Antikythera Mekanizması’nı saklayan gemi, yüzyılı aşkın bir zaman önce keşfedilmiş olsa dahi, henüz enkaz tam anlamıyla kazılmadı. Onu taşıyan geminin büyüklüğü bilinmiyor ve eserlerin ne genişlikte bir alana dağıldığı da belirsiz. Woods Hole Oşinografi Kurumu’na (WHOI) göre, batığın bulunduğu konum ve derinlik, alanı kazmayı güçleştiriyor. Kazı alanı, yüzeyin yaklaşık 40 ilâ 50 metre altındaki deniz tabanında bir yerde ve bu durum tüplü dalgıçların uzun süreyle kazı yapması için çok derin olduğu anlamına geliyor; bununla birlikte, kazı alanı, uzaktan kumandalı araçlar tarafından araştırılamayacak kadar sığ bir yerde.

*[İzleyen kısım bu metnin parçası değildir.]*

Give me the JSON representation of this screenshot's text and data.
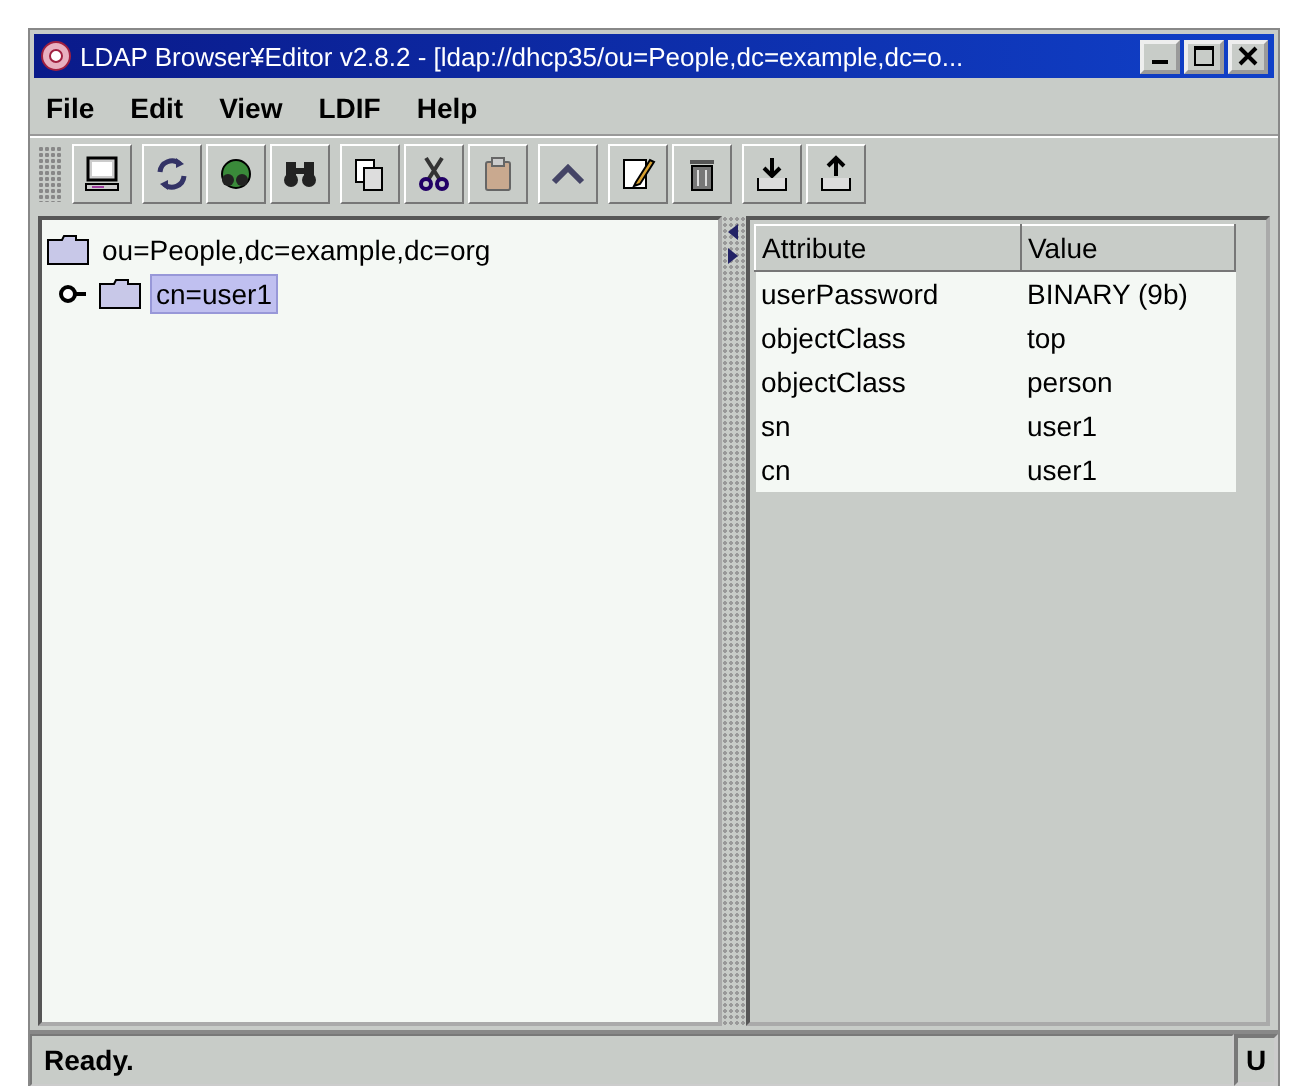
{
  "window": {
    "title": "LDAP Browser¥Editor v2.8.2 - [ldap://dhcp35/ou=People,dc=example,dc=o..."
  },
  "menu": [
    {
      "label": "File"
    },
    {
      "label": "Edit"
    },
    {
      "label": "View"
    },
    {
      "label": "LDIF"
    },
    {
      "label": "Help"
    }
  ],
  "tree": {
    "label": "ou=People,dc=example,dc=org",
    "selected": false,
    "children": [
      {
        "label": "cn=user1",
        "selected": true
      }
    ]
  },
  "table": {
    "columns": [
      "Attribute",
      "Value"
    ],
    "rows": [
      [
        "userPassword",
        "BINARY (9b)"
      ],
      [
        "objectClass",
        "top"
      ],
      [
        "objectClass",
        "person"
      ],
      [
        "sn",
        "user1"
      ],
      [
        "cn",
        "user1"
      ]
    ]
  },
  "status_bar": {
    "message": "Ready.",
    "indicator": "U"
  }
}
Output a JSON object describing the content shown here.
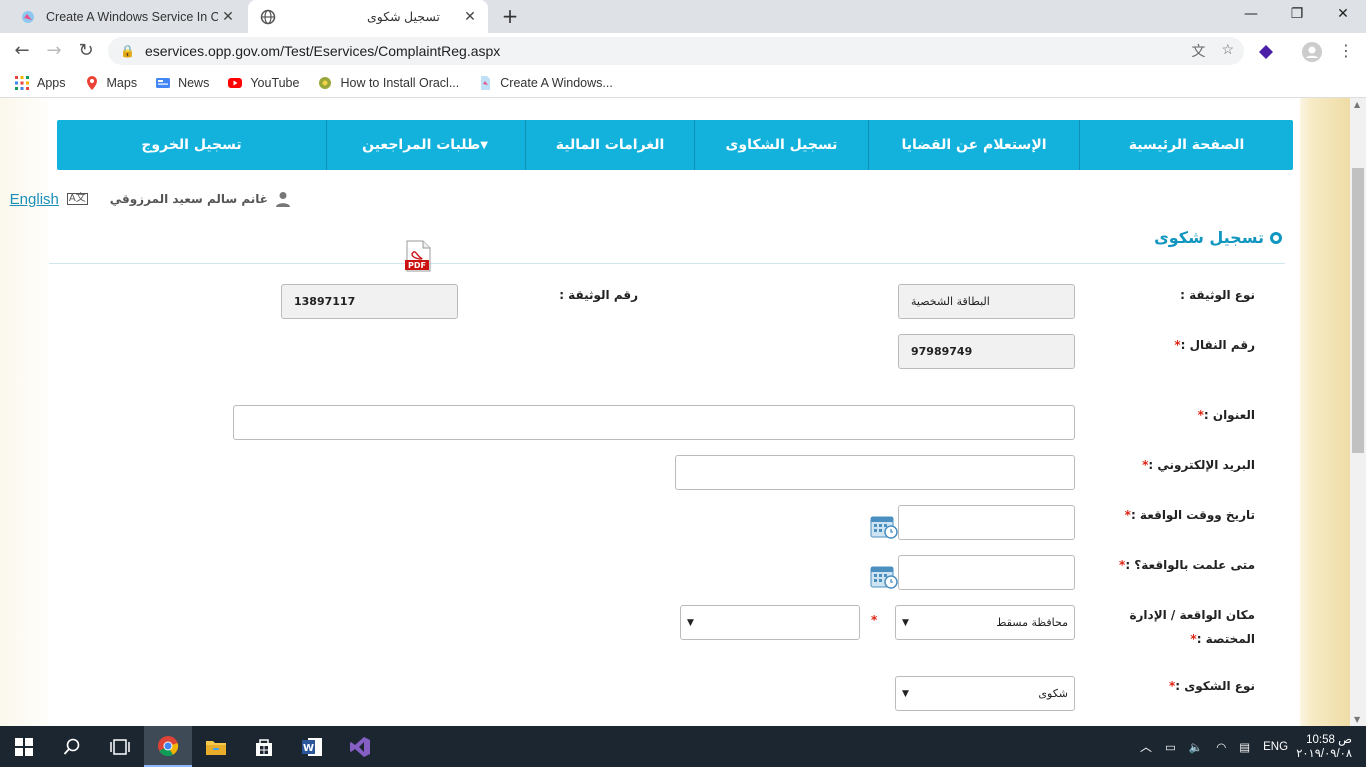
{
  "browser": {
    "tabs": [
      {
        "title": "Create A Windows Service In C#"
      },
      {
        "title": "تسجيل شكوى"
      }
    ],
    "url": "eservices.opp.gov.om/Test/Eservices/ComplaintReg.aspx",
    "bookmarks": [
      {
        "label": "Apps",
        "icon": "apps-grid-icon"
      },
      {
        "label": "Maps",
        "icon": "maps-icon"
      },
      {
        "label": "News",
        "icon": "news-icon"
      },
      {
        "label": "YouTube",
        "icon": "youtube-icon"
      },
      {
        "label": "How to Install Oracl...",
        "icon": "oracle-icon"
      },
      {
        "label": "Create A Windows...",
        "icon": "page-icon"
      }
    ]
  },
  "nav": {
    "items": [
      {
        "label": "الصفحة الرئيسية"
      },
      {
        "label": "الإستعلام عن القضايا"
      },
      {
        "label": "تسجيل الشكاوى"
      },
      {
        "label": "الغرامات المالية"
      },
      {
        "label": "طلبات المراجعين"
      },
      {
        "label": "تسجيل الخروج"
      }
    ]
  },
  "user": {
    "name": "غانم سالم سعيد المرزوقي",
    "language_link": "English"
  },
  "page": {
    "title": "تسجيل شكوى"
  },
  "form": {
    "doc_type_label": "نوع الوثيقة :",
    "doc_type_value": "البطاقة الشخصية",
    "doc_number_label": "رقم الوثيقة :",
    "doc_number_value": "13897117",
    "mobile_label": "رقم النقال :",
    "mobile_value": "97989749",
    "address_label": "العنوان :",
    "address_value": "",
    "email_label": "البريد الإلكتروني :",
    "email_value": "",
    "incident_datetime_label": "تاريخ ووقت الواقعة :",
    "incident_datetime_value": "",
    "known_when_label": "متى علمت بالواقعة؟ :",
    "known_when_value": "",
    "location_label_1": "مكان الواقعة / الإدارة",
    "location_label_2": "المختصة :",
    "governorate_value": "محافظة مسقط",
    "department_value": "",
    "complaint_type_label": "نوع الشكوى :",
    "complaint_type_value": "شكوى",
    "required_mark": "*",
    "pdf_label": "PDF"
  },
  "taskbar": {
    "time": "10:58",
    "ampm": "ص",
    "date": "٢٠١٩/٠٩/٠٨",
    "lang": "ENG"
  },
  "colors": {
    "nav_bg": "#13b2dc",
    "title": "#1196c0",
    "required": "#dd2211"
  }
}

Bu güçlüklere karşın, arkeologlardan oluşan bir ekip tarafından yeni bir kazı programı yürütülürken yeni eserler bulunmaya devam ediyor ve büyük ihtimalle M.Ö. 65 yıllarında batmış gibi görünen geminin neye benzediğine ışık tutuyor. Live Science’ın daha önce aktardığı kadarıyla, buluntular arasında bir zamanlar bir heykele tutturulmuş halde olan bronz bir kol, bir masa oyunu, muhtemelen eski bir tahtın kalıntıları ve Herkül’ün mermerden yapılma heykelinin başı bulunuyor.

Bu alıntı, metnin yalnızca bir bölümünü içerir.